Les médecins, infirmiers, aides-soignants et administratifs des structures publiques de santé font souvent face à des patients agressifs.
Les premiers touchés par la violence en milieu hospitalier sont les soignants des urgences, le point d’entrée des polycliniques et autres centres de soins. Ce phénomène est vécu avec beaucoup de crainte à Boumerdes. Il est moins ressenti néanmoins dans le secteur privé. C’est ce que nous ont révélé les personnels de santé lors de nos déplacements. « Malades impatients, en état de choc, d’ébriété, en détresse psychique, accompagnateurs pressés, nos services réunissent quasi quotidiennement tous les ingrédients d’un cocktail explosif », a fait savoir Rachida B., médecin généraliste exerçant dans une polyclinique qui accueille, en moyenne, selon elle, près de 400 malades par jour que prennent en charge 3 médecins par équipe, outre les infirmiers et aides-soignants. « Vous pouvez donc imaginer la pression à laquelle est confronté le personnel soignant, ajouter à cela les cas d’agression. Des agressions physiques, verbales comme les injures, les menaces, voilà le lot de notre quotidien », explique le médecin. « Il y a deux jours de cela, alors que j’étais de garde, j’ai failli être agressée par un malade n’était-ce l’intervention prompte de mon collègue médecin. Un malade s’est présenté à notre service avec des plaies sur le bras après une altercation qui l’avait opposé à son adversaire. Il était dans un état d’ébriété avancée.

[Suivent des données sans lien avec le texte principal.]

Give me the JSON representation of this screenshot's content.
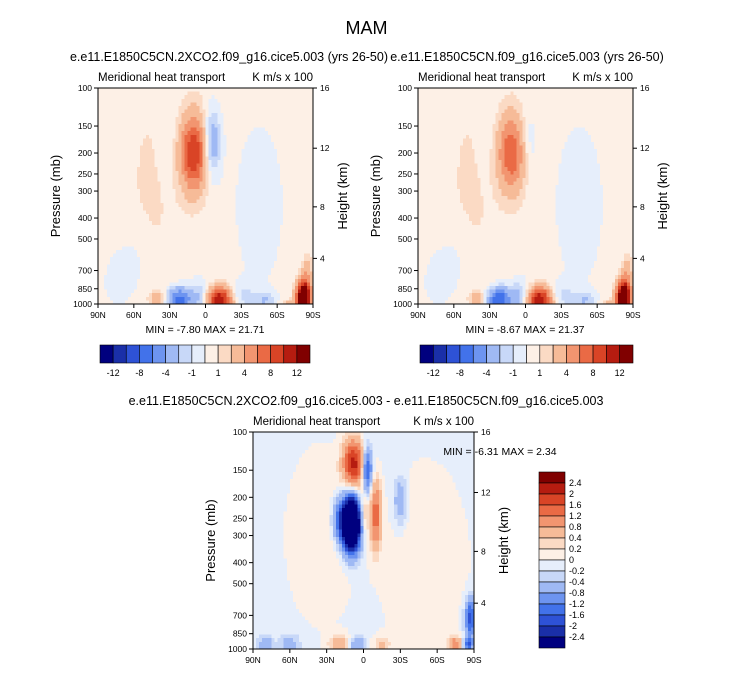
{
  "main_title": "MAM",
  "colors": {
    "c1": [
      "#00007f",
      "#1a2fa8",
      "#2e52d6",
      "#4272ea",
      "#6d94f0",
      "#9fb9f4",
      "#c8d8f8",
      "#e6eefb",
      "#fdf0e6",
      "#fbdac4",
      "#f6bb98",
      "#f29570",
      "#ea6a45",
      "#d94426",
      "#b61c10",
      "#800000"
    ],
    "c2": [
      "#00007f",
      "#1a2fa8",
      "#2e52d6",
      "#4272ea",
      "#6d94f0",
      "#9fb9f4",
      "#c8d8f8",
      "#e6eefb",
      "#fdf0e6",
      "#fbdac4",
      "#f6bb98",
      "#f29570",
      "#ea6a45",
      "#d94426",
      "#b61c10",
      "#800000"
    ],
    "dc": [
      "#00007f",
      "#1a2fa8",
      "#2e52d6",
      "#4272ea",
      "#6d94f0",
      "#9fb9f4",
      "#c8d8f8",
      "#e6eefb",
      "#fdf0e6",
      "#fbdac4",
      "#f6bb98",
      "#f29570",
      "#ea6a45",
      "#d94426",
      "#b61c10",
      "#800000"
    ]
  },
  "chart_data": [
    {
      "id": "p1",
      "type": "heatmap",
      "title": "e.e11.E1850C5CN.2XCO2.f09_g16.cice5.003 (yrs 26-50)",
      "left_label": "Meridional heat transport",
      "right_label": "K m/s x 100",
      "ylabel": "Pressure (mb)",
      "ylabel_right": "Height (km)",
      "yticks": [
        100,
        150,
        200,
        250,
        300,
        400,
        500,
        700,
        850,
        1000
      ],
      "yticks_right": [
        16,
        12,
        8,
        4
      ],
      "xticks": [
        "90N",
        "60N",
        "30N",
        "0",
        "30S",
        "60S",
        "90S"
      ],
      "xlim": [
        90,
        -90
      ],
      "ylim": [
        100,
        1000
      ],
      "min_label": "MIN =",
      "min": "-7.80",
      "max_label": "MAX =",
      "max": "21.71",
      "levels": [
        -12,
        -10,
        -8,
        -6,
        -4,
        -2,
        -1,
        0,
        1,
        2,
        4,
        6,
        8,
        10,
        12
      ],
      "colorbar_labels": [
        "-12",
        "-8",
        "-4",
        "-1",
        "1",
        "4",
        "8",
        "12"
      ],
      "background": 0.5,
      "blobs": [
        {
          "lat": 10,
          "p": 200,
          "val": 9.5,
          "wl": 8,
          "wp": 55
        },
        {
          "lat": -5,
          "p": 180,
          "val": -4.5,
          "wl": 5,
          "wp": 45
        },
        {
          "lat": 28,
          "p": 180,
          "val": -0.8,
          "wl": 8,
          "wp": 60
        },
        {
          "lat": 45,
          "p": 300,
          "val": 0.7,
          "wl": 15,
          "wp": 250
        },
        {
          "lat": -45,
          "p": 350,
          "val": -0.8,
          "wl": 20,
          "wp": 300
        },
        {
          "lat": 22,
          "p": 960,
          "val": -7.5,
          "wl": 7,
          "wp": 90
        },
        {
          "lat": 5,
          "p": 930,
          "val": -2.5,
          "wl": 6,
          "wp": 120
        },
        {
          "lat": -12,
          "p": 960,
          "val": 12,
          "wl": 7,
          "wp": 90
        },
        {
          "lat": -30,
          "p": 920,
          "val": -1.8,
          "wl": 8,
          "wp": 90
        },
        {
          "lat": 40,
          "p": 950,
          "val": 2.5,
          "wl": 5,
          "wp": 60
        },
        {
          "lat": -50,
          "p": 960,
          "val": -2.2,
          "wl": 6,
          "wp": 60
        },
        {
          "lat": -82,
          "p": 940,
          "val": 18,
          "wl": 4,
          "wp": 110
        },
        {
          "lat": -85,
          "p": 760,
          "val": 3,
          "wl": 3,
          "wp": 120
        },
        {
          "lat": -70,
          "p": 990,
          "val": 2,
          "wl": 4,
          "wp": 30
        },
        {
          "lat": 60,
          "p": 650,
          "val": -0.9,
          "wl": 12,
          "wp": 200
        },
        {
          "lat": 75,
          "p": 800,
          "val": -0.8,
          "wl": 8,
          "wp": 150
        }
      ]
    },
    {
      "id": "p2",
      "type": "heatmap",
      "title": "e.e11.E1850C5CN.f09_g16.cice5.003 (yrs 26-50)",
      "left_label": "Meridional heat transport",
      "right_label": "K m/s x 100",
      "ylabel": "Pressure (mb)",
      "ylabel_right": "Height (km)",
      "yticks": [
        100,
        150,
        200,
        250,
        300,
        400,
        500,
        700,
        850,
        1000
      ],
      "yticks_right": [
        16,
        12,
        8,
        4
      ],
      "xticks": [
        "90N",
        "60N",
        "30N",
        "0",
        "30S",
        "60S",
        "90S"
      ],
      "xlim": [
        90,
        -90
      ],
      "ylim": [
        100,
        1000
      ],
      "min_label": "MIN =",
      "min": "-8.67",
      "max_label": "MAX =",
      "max": "21.37",
      "levels": [
        -12,
        -10,
        -8,
        -6,
        -4,
        -2,
        -1,
        0,
        1,
        2,
        4,
        6,
        8,
        10,
        12
      ],
      "colorbar_labels": [
        "-12",
        "-8",
        "-4",
        "-1",
        "1",
        "4",
        "8",
        "12"
      ],
      "background": 0.5,
      "blobs": [
        {
          "lat": 12,
          "p": 200,
          "val": 7.5,
          "wl": 8,
          "wp": 55
        },
        {
          "lat": -2,
          "p": 180,
          "val": -1.5,
          "wl": 5,
          "wp": 45
        },
        {
          "lat": 28,
          "p": 180,
          "val": -0.7,
          "wl": 8,
          "wp": 60
        },
        {
          "lat": 45,
          "p": 300,
          "val": 0.7,
          "wl": 15,
          "wp": 250
        },
        {
          "lat": -45,
          "p": 350,
          "val": -0.8,
          "wl": 20,
          "wp": 300
        },
        {
          "lat": 22,
          "p": 960,
          "val": -8.5,
          "wl": 7,
          "wp": 90
        },
        {
          "lat": 5,
          "p": 930,
          "val": -2.8,
          "wl": 6,
          "wp": 120
        },
        {
          "lat": -12,
          "p": 960,
          "val": 12,
          "wl": 7,
          "wp": 90
        },
        {
          "lat": -30,
          "p": 920,
          "val": -1.8,
          "wl": 8,
          "wp": 90
        },
        {
          "lat": 40,
          "p": 950,
          "val": 2.5,
          "wl": 5,
          "wp": 60
        },
        {
          "lat": -50,
          "p": 960,
          "val": -2.2,
          "wl": 6,
          "wp": 60
        },
        {
          "lat": -82,
          "p": 940,
          "val": 18,
          "wl": 4,
          "wp": 110
        },
        {
          "lat": -85,
          "p": 760,
          "val": 3,
          "wl": 3,
          "wp": 120
        },
        {
          "lat": -70,
          "p": 990,
          "val": 2,
          "wl": 4,
          "wp": 30
        },
        {
          "lat": 60,
          "p": 650,
          "val": -0.9,
          "wl": 12,
          "wp": 200
        },
        {
          "lat": 75,
          "p": 800,
          "val": -0.8,
          "wl": 8,
          "wp": 150
        }
      ]
    },
    {
      "id": "dp",
      "type": "heatmap",
      "title": "e.e11.E1850C5CN.2XCO2.f09_g16.cice5.003 - e.e11.E1850C5CN.f09_g16.cice5.003",
      "left_label": "Meridional heat transport",
      "right_label": "K m/s x 100",
      "ylabel": "Pressure (mb)",
      "ylabel_right": "Height (km)",
      "yticks": [
        100,
        150,
        200,
        250,
        300,
        400,
        500,
        700,
        850,
        1000
      ],
      "yticks_right": [
        16,
        12,
        8,
        4
      ],
      "xticks": [
        "90N",
        "60N",
        "30N",
        "0",
        "30S",
        "60S",
        "90S"
      ],
      "xlim": [
        90,
        -90
      ],
      "ylim": [
        100,
        1000
      ],
      "min_label": "MIN =",
      "min": "-6.31",
      "max_label": "MAX =",
      "max": "2.34",
      "levels": [
        -2.4,
        -2,
        -1.6,
        -1.2,
        -0.8,
        -0.4,
        -0.2,
        0,
        0.2,
        0.4,
        0.8,
        1.2,
        1.6,
        2,
        2.4
      ],
      "colorbar_labels": [
        "2.4",
        "2",
        "1.6",
        "1.2",
        "0.8",
        "0.4",
        "0.2",
        "0",
        "-0.2",
        "-0.4",
        "-0.8",
        "-1.2",
        "-1.6",
        "-2",
        "-2.4"
      ],
      "background": -0.1,
      "blobs": [
        {
          "lat": 8,
          "p": 140,
          "val": 2.2,
          "wl": 6,
          "wp": 25
        },
        {
          "lat": -3,
          "p": 150,
          "val": -1.8,
          "wl": 3,
          "wp": 25
        },
        {
          "lat": 10,
          "p": 265,
          "val": -6.3,
          "wl": 5,
          "wp": 50
        },
        {
          "lat": 20,
          "p": 255,
          "val": -1.2,
          "wl": 4,
          "wp": 40
        },
        {
          "lat": -10,
          "p": 240,
          "val": 1.5,
          "wl": 3,
          "wp": 60
        },
        {
          "lat": 0,
          "p": 240,
          "val": 0.8,
          "wl": 3,
          "wp": 40
        },
        {
          "lat": -30,
          "p": 210,
          "val": -0.7,
          "wl": 4,
          "wp": 40
        },
        {
          "lat": 35,
          "p": 300,
          "val": 0.3,
          "wl": 20,
          "wp": 200
        },
        {
          "lat": -50,
          "p": 400,
          "val": 0.3,
          "wl": 25,
          "wp": 300
        },
        {
          "lat": 20,
          "p": 950,
          "val": 0.7,
          "wl": 6,
          "wp": 70
        },
        {
          "lat": 5,
          "p": 960,
          "val": -0.8,
          "wl": 4,
          "wp": 60
        },
        {
          "lat": -15,
          "p": 960,
          "val": 0.5,
          "wl": 5,
          "wp": 70
        },
        {
          "lat": 60,
          "p": 950,
          "val": -0.5,
          "wl": 6,
          "wp": 70
        },
        {
          "lat": 80,
          "p": 950,
          "val": -0.6,
          "wl": 4,
          "wp": 60
        },
        {
          "lat": -75,
          "p": 950,
          "val": 1.2,
          "wl": 4,
          "wp": 50
        },
        {
          "lat": -87,
          "p": 720,
          "val": -1.8,
          "wl": 3,
          "wp": 100
        },
        {
          "lat": -85,
          "p": 950,
          "val": -1.5,
          "wl": 3,
          "wp": 40
        }
      ]
    }
  ]
}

En l’approchant pour lui prodiguer les soins nécessaires, il a levé la main sur moi pour me donner un coup en plein visage », raconte-t-elle. Pourtant, la structure sanitaire venait de se doter d’un service de sécurité après les plaintes et réclamations du personnel, victime d’agressions répétées, notamment les médecins et les infirmiers. « Mais ce jour là, le policier était absent », regrette-t-elle. « Nous ne sommes pas protégés comme il se doit », déplore, pour sa part, le gardien chargé de l’orientation des malades. Sa collègue abonde dans le même sens. Elle a failli être agressée par un malade accoutumé des psychotropes qui a failli lui pointer une seringue dans l’œil. « Dieu merci, j’ai été vigilante et je l’ai repoussé », explique Dr K. L., médecin.
Il a fallu, dit-elle, appeler les gendarmes qui attendaient à l’extérieur de la salle de soins et qui avaient accompagné ce jour-là les drogués qui présentaient des blessures après une dispute, vraisemblablement acharnée, entre eux. Au service maternité, la sage-femme dit avoir été « victime de violence verbale, injures et menaces émanant du mari d’une parturiente que nous avons orientée vers l’hôpital d’Aïn Taya parce qu’elle présentait une grossesse à risques étant donnée qu’elle est hypertendue, en plus elle n’était pas à terme et avait le temps d’y aller », raconte Houria qui dit avoir reçu une avalanche d’insultes pour avoir été prudente.
Tensions
Par ailleurs, les médecins disent être confrontés au manque de temps et travaillent dans un contexte de tension pour manque d’effectif, ce qui impose, parfois, de ne pas se conformer aux normes de diagnostic ou de ne pas répondre à la demande d’aide et d’écoute du patient car la charge de travail est trop importante. Tous ces facteurs peuvent provoquer une tension dans l’équipe ou un épuisement physique et/ou psychique. La violence peut provenir de patient à personnel comme des exigences en termes de rapidité accusant les médecins de négligence et de laisser-aller. La situation est, à en croire les médecins, très tendue, surtout au service des urgences, premier point de chute des malades et, notamment, dans la tranche horaire s’étalant de 23 h à 5h. « Il faut revoir l’organisation, notamment au niveau des urgences et gérer les patients et autres accompagnateurs irrités », suggère un médecin. Les employés imputent cette situation aux conditions de travail : manque de personnel médical et paramédical, manque de moyens, tout cela crée une tension continue. En revanche, le secteur privé est plus ou moins épargné par cette violence. Selon Dr L. H., il est des patients qui réclament du médecin des médicaments dont ils n’ont pas besoin tels que les psychotropes. « Il faut savoir les convaincre, même s’ils insistent, en leur expliquant que le généraliste n’a pas le droit de prescrire ce genre de médicament », dit-elle, ajoutant : « Une fois, un jeune s’est présenté à mon cabinet avec une ordonnance alors qu’il était déjà servi et m’a demandé de lui donner une autre ordonnance certainement pour revendre le médicament », atteste le médecin.